2. You’re not praying for the people you’re preaching to
Few things are more telling than a man who takes the pulpit to preach but doesn’t bow his knees to pray for those he preaches to. You must agonize over their souls, their marriages, their children, their hearts, their minds, their future, and the results of your preaching. You must expect in faith that God will finish the work He has begun (Philippians 1:6) while at the same time accepting the weight of your responsibility to pray! A man who lacks conviction in the pulpit has forgotten the deep passion he must have for the hearts of the hearer. Have you shed tears for them in your prayer chamber before preaching at them in your pulpit? If not, you’re only fooling yourself into thinking God will do much through your preaching. The inevitable downgrade of your preaching ministry has already begun.
3. You’re not laboring diligently in study
I’ll never forget the worst sermon I ever preached. It was early in ministry after a few good sermons (so I was told). I was preaching out of John 10 and started going through the motions in study. I took preaching for granted and paid the price. I was lazy. I didn’t do the work. I didn’t pray hard and agonize over the text in study. I was on cruise control. Then, desperate to take a short cut, I did one of the most foolish things I have ever done to prepare for a message. I watched a well known preacher preach the text to see how he got to his conclusions and then I tried to copy him! The result? No conviction and a crash landing that got me chewed out by my mentor. I didn’t even copy the other preacher properly! The text was a “fog” to me, and therefore, a total blackout for the church. I was the blind leading the blind! Preparation in study leads to conviction in the pulpit.
4. You’re not gifted or called to preach
Everybody wants to be a preacher these days. Young men, and old men, want the title, the authority, and the privilege of preaching but many lack the giftedness to do it. If you’re not preaching with conviction, it may be that you are not called to preach or gifted to do so.

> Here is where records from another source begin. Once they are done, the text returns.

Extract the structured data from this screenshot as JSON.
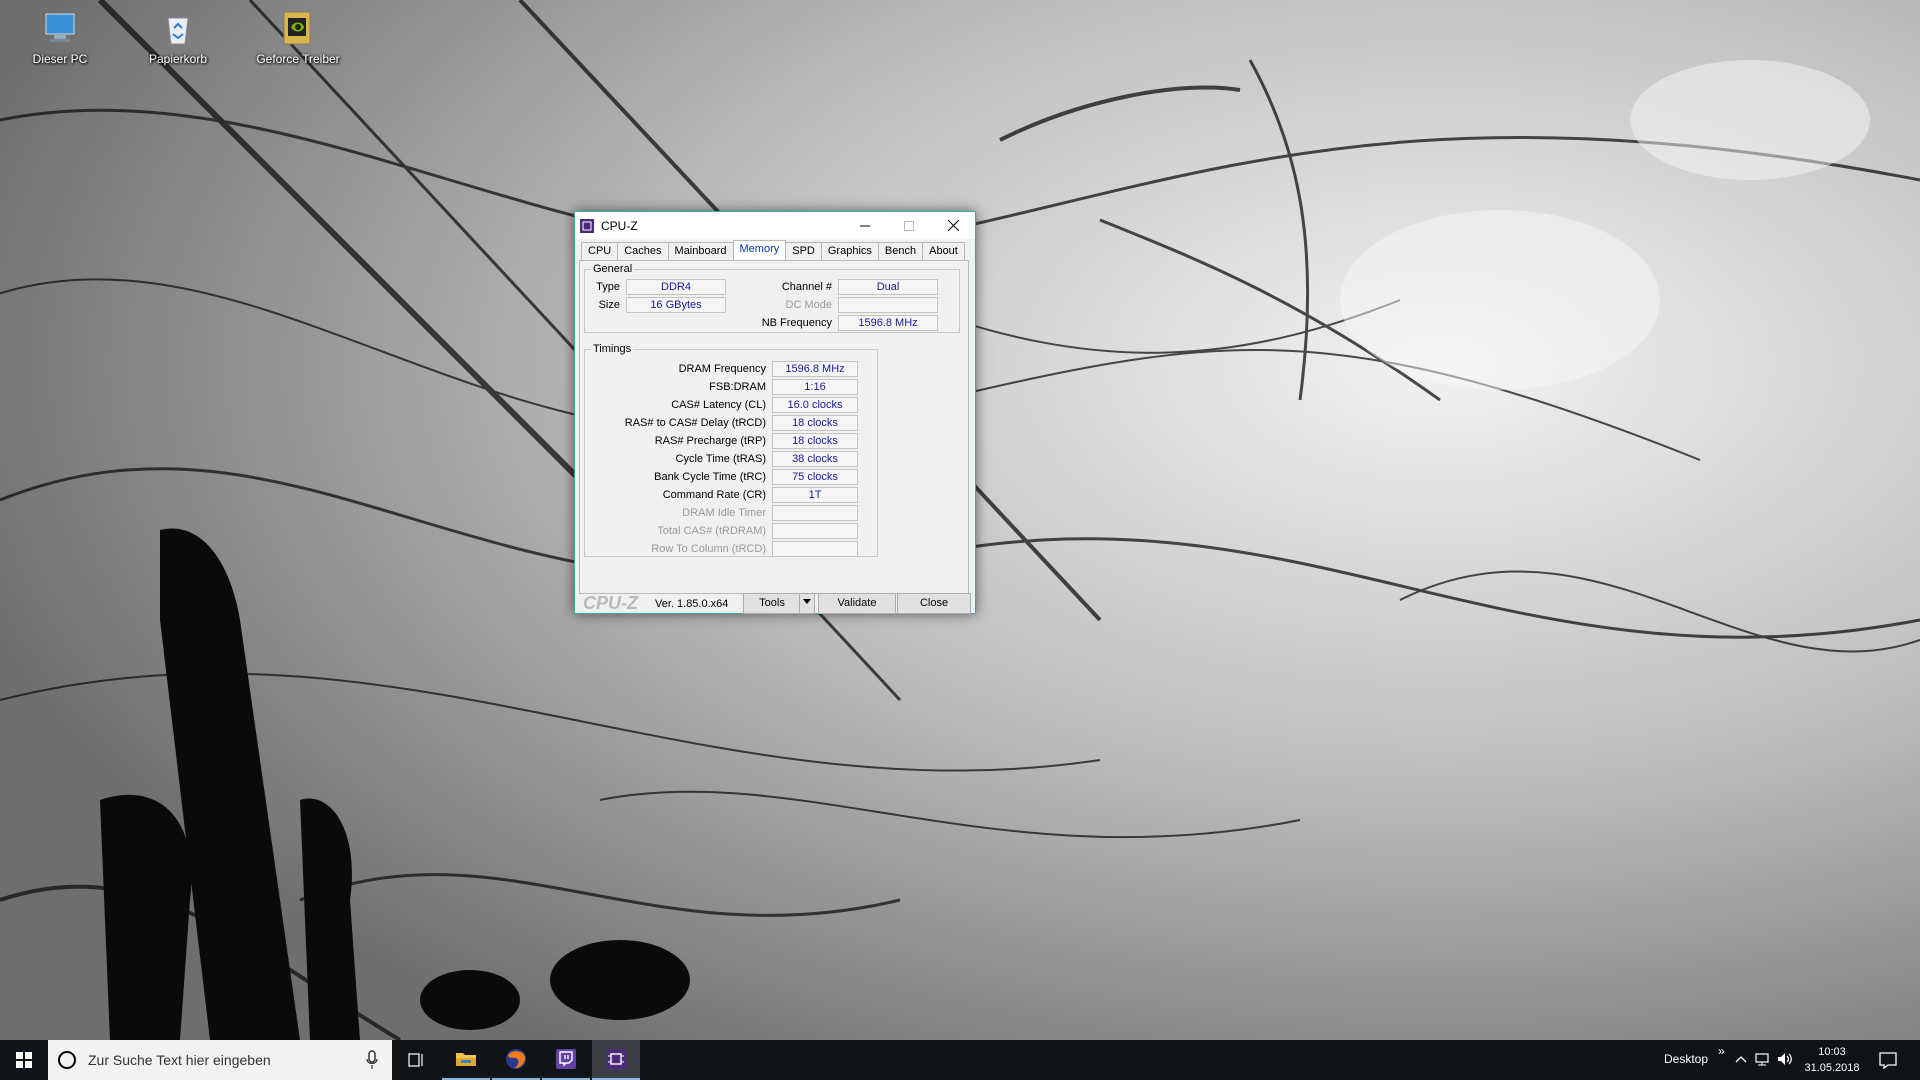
{
  "desktop": {
    "icons": [
      {
        "label": "Dieser PC"
      },
      {
        "label": "Papierkorb"
      },
      {
        "label": "Geforce Treiber"
      }
    ]
  },
  "window": {
    "title": "CPU-Z",
    "tabs": [
      "CPU",
      "Caches",
      "Mainboard",
      "Memory",
      "SPD",
      "Graphics",
      "Bench",
      "About"
    ],
    "active_tab": "Memory",
    "general": {
      "legend": "General",
      "type_label": "Type",
      "type_value": "DDR4",
      "size_label": "Size",
      "size_value": "16 GBytes",
      "channel_label": "Channel #",
      "channel_value": "Dual",
      "dcmode_label": "DC Mode",
      "dcmode_value": "",
      "nbfreq_label": "NB Frequency",
      "nbfreq_value": "1596.8 MHz"
    },
    "timings": {
      "legend": "Timings",
      "rows": [
        {
          "label": "DRAM Frequency",
          "value": "1596.8 MHz",
          "enabled": true
        },
        {
          "label": "FSB:DRAM",
          "value": "1:16",
          "enabled": true
        },
        {
          "label": "CAS# Latency (CL)",
          "value": "16.0 clocks",
          "enabled": true
        },
        {
          "label": "RAS# to CAS# Delay (tRCD)",
          "value": "18 clocks",
          "enabled": true
        },
        {
          "label": "RAS# Precharge (tRP)",
          "value": "18 clocks",
          "enabled": true
        },
        {
          "label": "Cycle Time (tRAS)",
          "value": "38 clocks",
          "enabled": true
        },
        {
          "label": "Bank Cycle Time (tRC)",
          "value": "75 clocks",
          "enabled": true
        },
        {
          "label": "Command Rate (CR)",
          "value": "1T",
          "enabled": true
        },
        {
          "label": "DRAM Idle Timer",
          "value": "",
          "enabled": false
        },
        {
          "label": "Total CAS# (tRDRAM)",
          "value": "",
          "enabled": false
        },
        {
          "label": "Row To Column (tRCD)",
          "value": "",
          "enabled": false
        }
      ]
    },
    "footer": {
      "logo": "CPU-Z",
      "version": "Ver. 1.85.0.x64",
      "tools_label": "Tools",
      "validate_label": "Validate",
      "close_label": "Close"
    }
  },
  "taskbar": {
    "search_placeholder": "Zur Suche Text hier eingeben",
    "desktop_label": "Desktop",
    "chevron": "»",
    "time": "10:03",
    "date": "31.05.2018"
  },
  "colors": {
    "window_border": "#3aa7b5",
    "value_text": "#1a1a9a",
    "active_tab": "#0033cc",
    "taskbar": "#101418"
  }
}
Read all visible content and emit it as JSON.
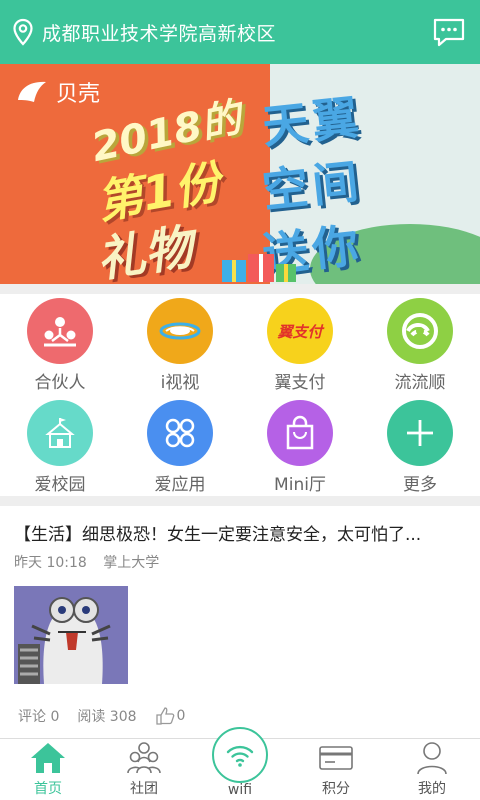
{
  "header": {
    "location": "成都职业技术学院高新校区",
    "location_icon": "location-pin-icon",
    "message_icon": "message-icon"
  },
  "banner": {
    "brand": "贝壳",
    "headline_1": "2018的",
    "headline_2": "第1份",
    "headline_3": "礼物",
    "blue_1": "天翼",
    "blue_2": "空间",
    "blue_3": "送你"
  },
  "grid": {
    "items": [
      {
        "label": "合伙人",
        "icon": "partner-icon",
        "color": "#ee6a6e"
      },
      {
        "label": "i视视",
        "icon": "video-icon",
        "color": "#f0a81a"
      },
      {
        "label": "翼支付",
        "icon": "pay-icon",
        "color": "#f7d21c"
      },
      {
        "label": "流流顺",
        "icon": "flow-icon",
        "color": "#8ed044"
      },
      {
        "label": "爱校园",
        "icon": "campus-icon",
        "color": "#66dac9"
      },
      {
        "label": "爱应用",
        "icon": "apps-icon",
        "color": "#4a8ff0"
      },
      {
        "label": "Mini厅",
        "icon": "shop-bag-icon",
        "color": "#b561e6"
      },
      {
        "label": "更多",
        "icon": "plus-icon",
        "color": "#3cc49a"
      }
    ],
    "pay_badge": "翼支付"
  },
  "article": {
    "title": "【生活】细思极恐！女生一定要注意安全，太可怕了...",
    "time": "昨天 10:18",
    "source": "掌上大学",
    "comments": "评论 0",
    "reads": "阅读 308",
    "likes": "0"
  },
  "nav": {
    "items": [
      {
        "label": "首页",
        "icon": "home-icon",
        "active": true
      },
      {
        "label": "社团",
        "icon": "group-icon",
        "active": false
      },
      {
        "label": "wifi",
        "icon": "wifi-icon",
        "active": false
      },
      {
        "label": "积分",
        "icon": "card-icon",
        "active": false
      },
      {
        "label": "我的",
        "icon": "user-icon",
        "active": false
      }
    ]
  },
  "colors": {
    "brand_green": "#3cc49a",
    "banner_orange": "#ee6a3c"
  }
}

There are many who are self-appointed preachers or simply do it because they want to follow in the footsteps of a hero in the faith, but truth and time go hand-in-hand. You may occupy a pulpit but if no one is moved in the pew, you may not be called to preach. Do you have trusted men in your life who are gifted preachers and tell it like it is? Ask them if they are moved by your preaching. Ask them to assess your preaching ministry and accept their correction, admonition, or even denial of your ability as an affirmation of your next step. Don’t assume that the opportunity to preach means you are gifted to preach.
While not all of these may be applicable, all of them can be helpful for a preacher to assess his heart and his ability to deliver God’s word to God’s people.
Preaching is a high and holy calling.